As homeowners, we often go the extra mile to ensure everything looks fabulous in each and every room. For example, you may love your wonderful kitchen with granite countertops so you can cook your favorite meal. Or you may love unwinding with your family in a cozy living room with a fireplace on a cold night. Getting the most enjoyment out of our homes is a benefit of being a homeowner, however, it’s common to sometimes overlook our safety. Naturally occurring radon gas is a serious threat that all homeowners should be aware of and take into consideration. Understanding the dangers of radon will help keep your family safe and sound in your home.

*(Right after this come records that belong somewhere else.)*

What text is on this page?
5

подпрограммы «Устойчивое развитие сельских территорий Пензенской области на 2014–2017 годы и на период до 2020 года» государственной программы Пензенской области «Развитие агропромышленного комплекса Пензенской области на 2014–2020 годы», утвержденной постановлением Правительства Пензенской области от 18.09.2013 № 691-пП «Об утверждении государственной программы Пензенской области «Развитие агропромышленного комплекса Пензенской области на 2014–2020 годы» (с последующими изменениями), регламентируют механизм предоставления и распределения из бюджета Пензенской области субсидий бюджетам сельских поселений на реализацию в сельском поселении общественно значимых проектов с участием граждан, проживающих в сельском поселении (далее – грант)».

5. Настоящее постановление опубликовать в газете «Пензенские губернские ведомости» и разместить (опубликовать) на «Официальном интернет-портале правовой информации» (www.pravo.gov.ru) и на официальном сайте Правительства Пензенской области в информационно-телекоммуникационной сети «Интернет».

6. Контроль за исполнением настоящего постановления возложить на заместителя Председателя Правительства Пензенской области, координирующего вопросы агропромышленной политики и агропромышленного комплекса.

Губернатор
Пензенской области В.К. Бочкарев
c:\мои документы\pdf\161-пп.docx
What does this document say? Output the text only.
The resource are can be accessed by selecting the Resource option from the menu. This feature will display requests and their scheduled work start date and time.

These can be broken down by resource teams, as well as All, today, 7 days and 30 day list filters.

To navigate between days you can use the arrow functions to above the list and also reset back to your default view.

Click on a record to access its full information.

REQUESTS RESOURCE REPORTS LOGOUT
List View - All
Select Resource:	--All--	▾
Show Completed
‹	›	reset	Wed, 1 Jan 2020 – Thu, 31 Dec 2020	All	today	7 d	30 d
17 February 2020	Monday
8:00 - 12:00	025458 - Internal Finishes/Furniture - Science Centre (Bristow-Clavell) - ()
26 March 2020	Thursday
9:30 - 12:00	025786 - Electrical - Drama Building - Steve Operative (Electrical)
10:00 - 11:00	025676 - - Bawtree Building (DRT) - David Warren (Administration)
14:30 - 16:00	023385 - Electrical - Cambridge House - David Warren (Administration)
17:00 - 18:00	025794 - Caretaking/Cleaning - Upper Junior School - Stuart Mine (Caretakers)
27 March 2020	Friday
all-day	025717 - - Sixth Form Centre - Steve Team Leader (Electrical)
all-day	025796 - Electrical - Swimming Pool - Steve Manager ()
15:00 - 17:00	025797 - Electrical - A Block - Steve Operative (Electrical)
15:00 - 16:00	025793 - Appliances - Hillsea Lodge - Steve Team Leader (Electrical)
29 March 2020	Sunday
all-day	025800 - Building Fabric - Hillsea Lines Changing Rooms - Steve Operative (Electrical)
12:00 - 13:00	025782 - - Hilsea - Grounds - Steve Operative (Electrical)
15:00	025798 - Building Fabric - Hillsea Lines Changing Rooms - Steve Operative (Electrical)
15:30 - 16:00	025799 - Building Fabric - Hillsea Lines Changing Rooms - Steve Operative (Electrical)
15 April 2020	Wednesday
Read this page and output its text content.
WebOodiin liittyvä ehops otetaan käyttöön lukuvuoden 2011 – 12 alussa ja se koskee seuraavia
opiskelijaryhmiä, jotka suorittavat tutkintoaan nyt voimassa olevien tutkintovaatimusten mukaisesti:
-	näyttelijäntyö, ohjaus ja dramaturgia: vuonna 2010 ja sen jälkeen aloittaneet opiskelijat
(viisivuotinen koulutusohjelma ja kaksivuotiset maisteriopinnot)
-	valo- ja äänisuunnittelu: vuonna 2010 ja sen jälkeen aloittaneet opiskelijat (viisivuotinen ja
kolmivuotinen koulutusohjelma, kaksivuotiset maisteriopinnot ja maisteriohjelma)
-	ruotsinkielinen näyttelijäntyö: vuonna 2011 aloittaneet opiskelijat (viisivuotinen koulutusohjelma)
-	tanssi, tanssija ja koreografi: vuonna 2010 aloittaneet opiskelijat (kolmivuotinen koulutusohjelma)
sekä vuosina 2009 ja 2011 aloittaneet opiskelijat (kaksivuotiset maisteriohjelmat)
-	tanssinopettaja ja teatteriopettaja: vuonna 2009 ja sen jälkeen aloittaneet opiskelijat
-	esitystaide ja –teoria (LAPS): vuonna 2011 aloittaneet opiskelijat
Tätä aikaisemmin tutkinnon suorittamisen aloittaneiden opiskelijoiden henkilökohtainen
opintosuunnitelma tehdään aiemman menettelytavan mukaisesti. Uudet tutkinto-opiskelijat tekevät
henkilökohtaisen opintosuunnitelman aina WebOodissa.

An Unexpected Source of Problems
Before you understand the dangers of radon in your home, it is important to recognize how radon can enter. You may be surprised to know that radon can come from underneath your home, emitted from the rocks and land as a colorless and odorless, naturally occurring gas. It can enter your home from multiple areas, such as air vents or any spaces in your flooring and foundation.
Serious Dangers of Radon
Radon is radioactive, which means it can break down, or decay. Breathing in the invisible gas can cause damage to your lungs. In addition, the following can occur over a period of time:
- Lung Cancer: When we hear the phrase lung cancer, we often attribute it to cigarette smoking. However, numerous studies show that exposure to radon is connected to thousands of cases of lung cancer each and every year.
- Smokers: Cigarette smokers have an even higher chance of developing lung cancer if they are also exposed to radon.
- Children: Since children have smaller lungs, radon exposure is more of a threat. Although kids may not show the effects of radon exposure for a number of years, the likelihood of developing cancer will dramatically increase as they get older.
What Can We do About Radon?
- Make sure all possible entryways for radon are sealed in your basement and foundation by fixing any cracks or openings. Radon can easily come through the basement and into other areas of your home.
- Hire a Certified Residential Radon Measurement Provider with the National Radon Proficiency Program to test your home for radon. If elevated levels are discovered, he or she will make appropriate recommendations to correct the problem through radon remediation. Just like carbon monoxide, you may be exposed and not even know it. A good time to test for radon is during the colder months.
The dangers of radon in your home cannot be easily detected. Take the necessary precautions to find out whether your home has safe levels of radon.